ASG’s six employees and 20 sub contractors and freelancers work to bridge cultural divides and target diverse audiences through innovative marketing campaigns utilizing social media, graphic design, web development, and of course advertising, public relations and community engagement. ASG has communicated with audiences in multiple languages including Spanish, Portuguese, Haitian Creole, Vietnamese and Chinese.

Martinez said that when she started the company as the sole employee and presented her strategy of combining advertising with public relations and community engagement, critics would say that she had to choose one. “But I continued to strongly believe the combination of these three disciplines are crucial in order to meaningfully engage communities of color,” she said. “You can’t do just one without the other.”

ASG proved this approach successful by providing service to 30 clients over three years and generating 300 percent growth in revenue in 2015. 2016 has seen 182% growth thus far.

Neighborhood engagement

One major campaign ASG worked on in 2015 was Boston Creates, the city’s initiative to create a 10-year vision for arts and culture. ASG was hired to help create a neighborhood engagement plan and ensure the cultural planning process reflected Boston’s diversity. ASG launched an application process for individuals interested in becoming members of 17 different neighborhood teams who collected feedback on what their community envisioned for the arts in Boston.

ASG also coordinated and facilitated 113 community conversation events, engaging close to 1,500 Bostonians. ASG ensured that these conversations were offered in multiple languages.
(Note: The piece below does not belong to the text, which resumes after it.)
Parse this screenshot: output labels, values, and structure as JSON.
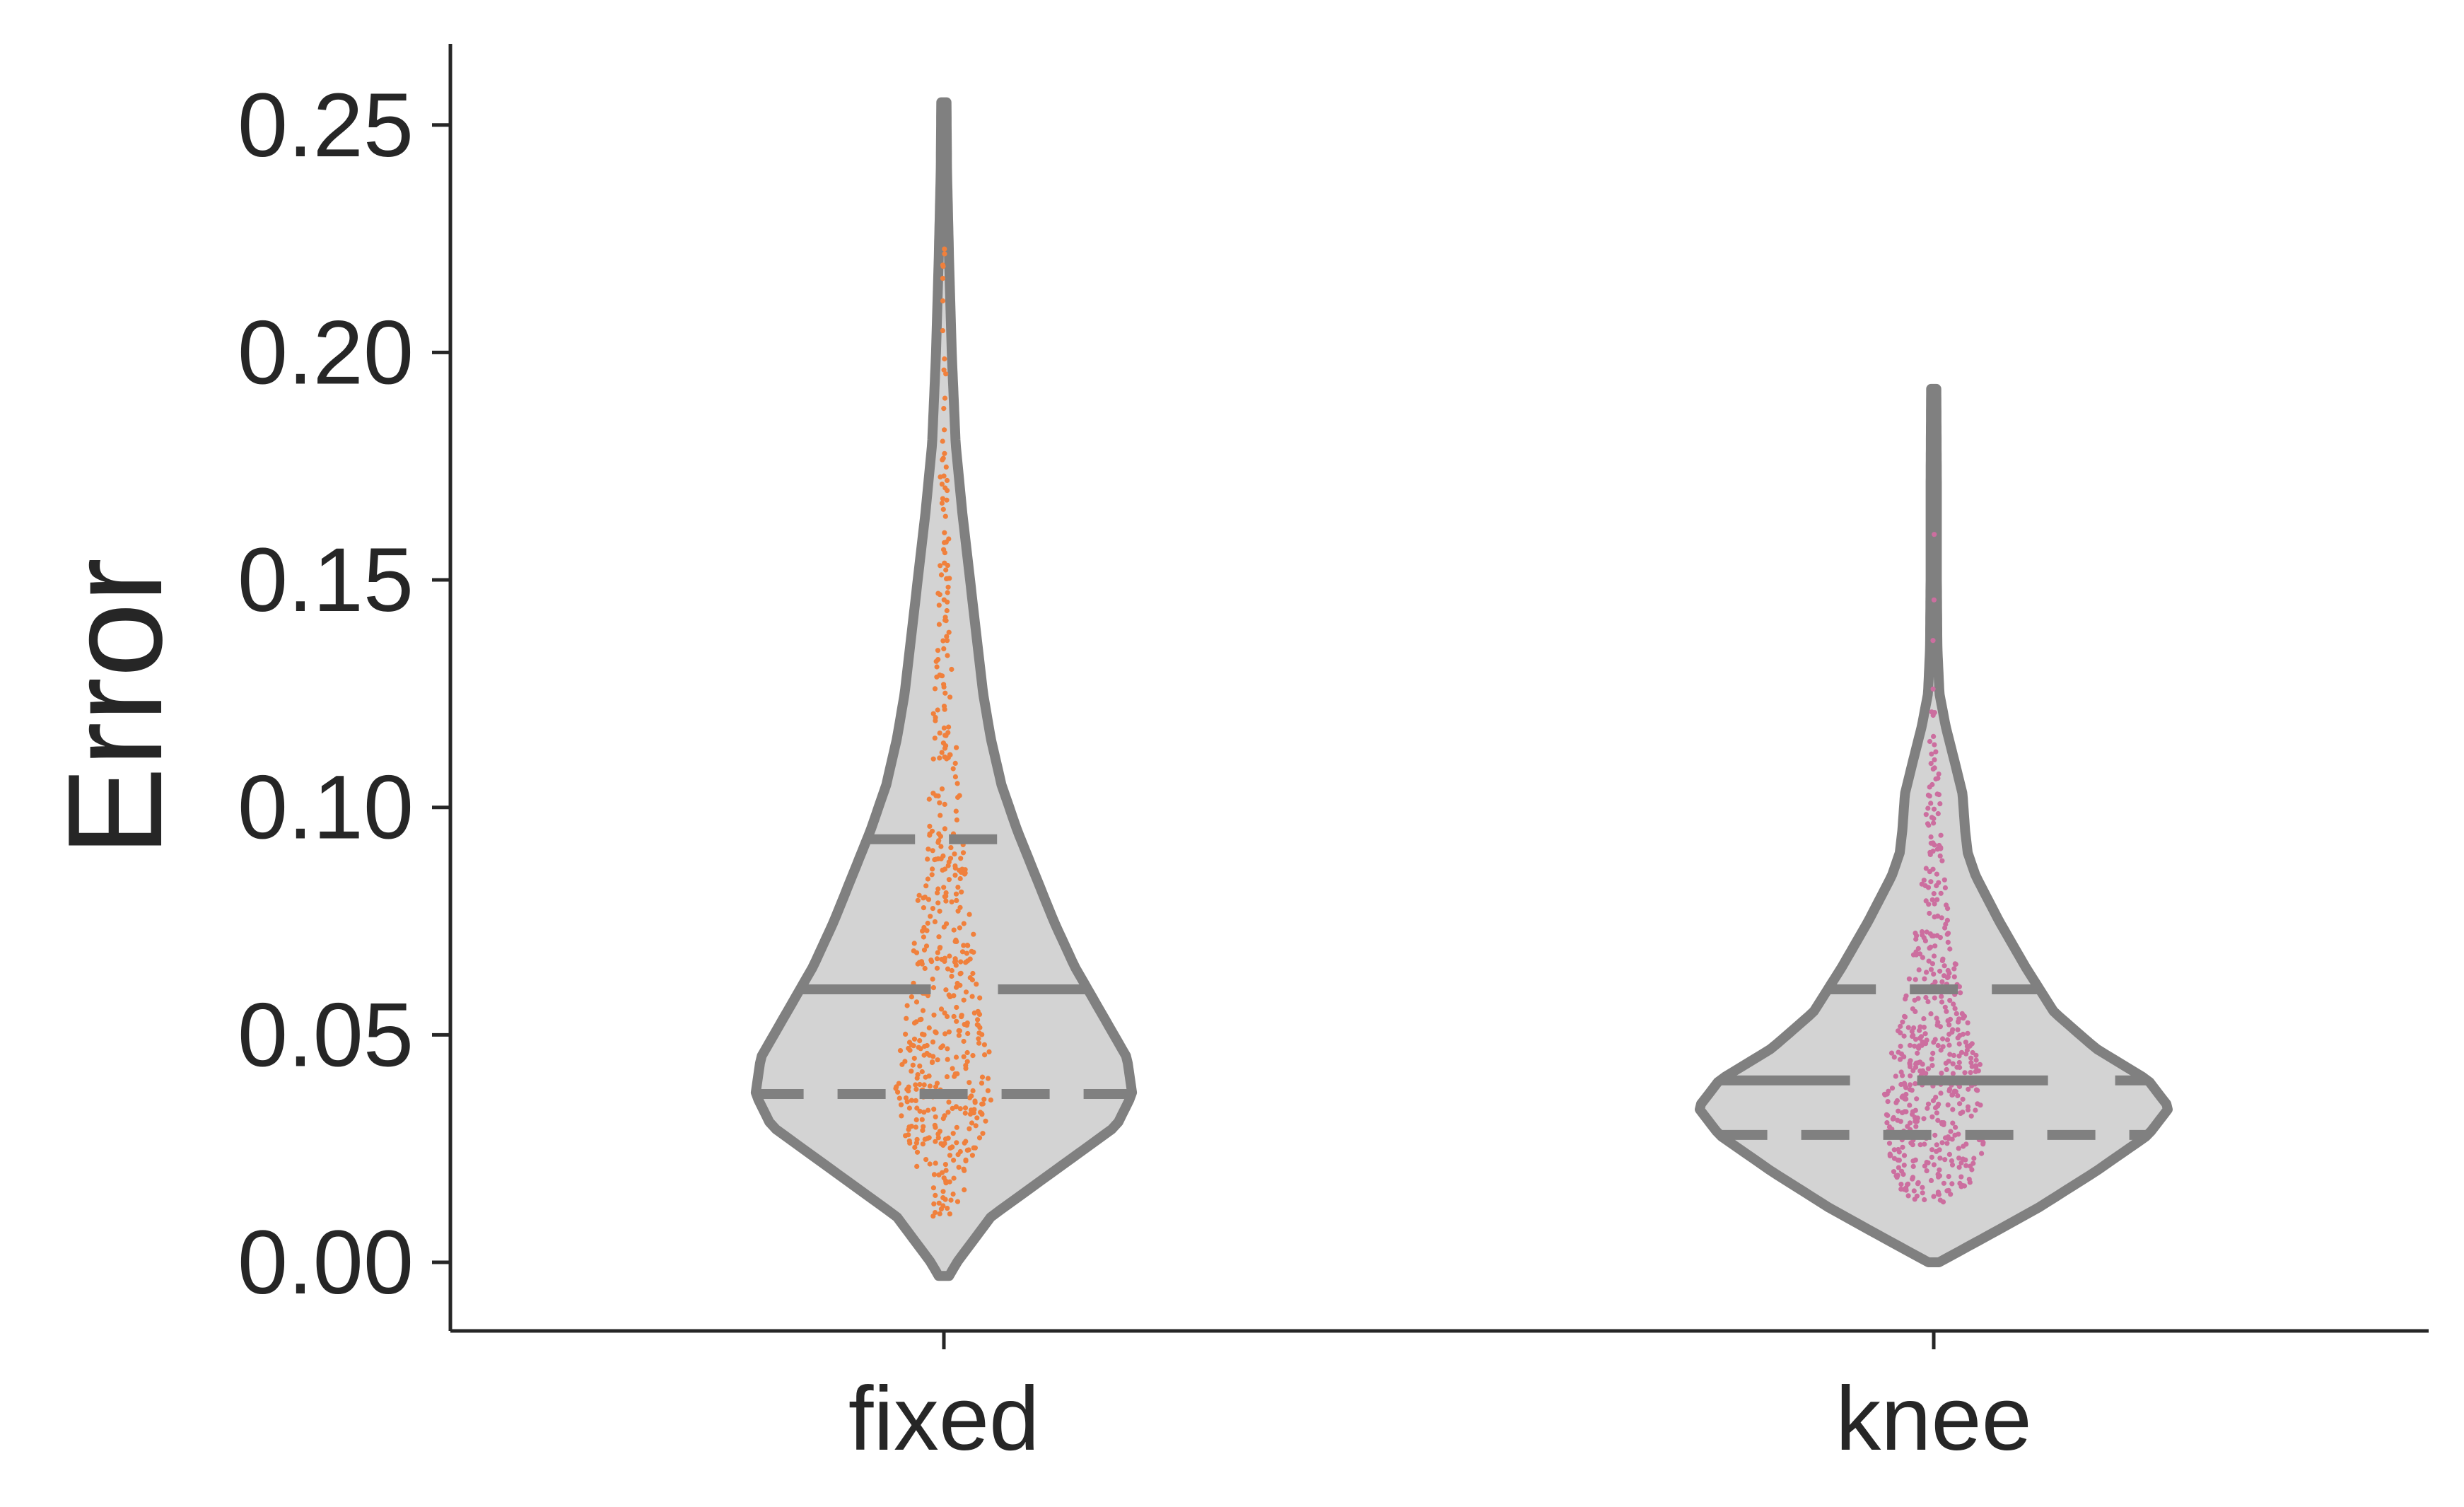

In the end, the campaign collected close to 500 surveys from residents and saw participation and engagement at rates far higher than other planning processes in other U.S. cities, according to Martinez.

Due to the firm’s rapid growth, ASG hired a Vice President, Alec Loftus, in October to help lead the firm and take on major clients, like its new contract with Health Connector, which ASG won through the state’s competitive bidding process earlier this summer. In support of Massachusetts’s universal health care goals, ASG is conducting focus groups, creating a multilingual ad campaign and canvassing communities to reach uninsured populations.

“We’re a part of the fabric of this society,” said Martinez of the multicultural communities she plans to continue to represent and engage not just in the United States, but someday, internationally, too.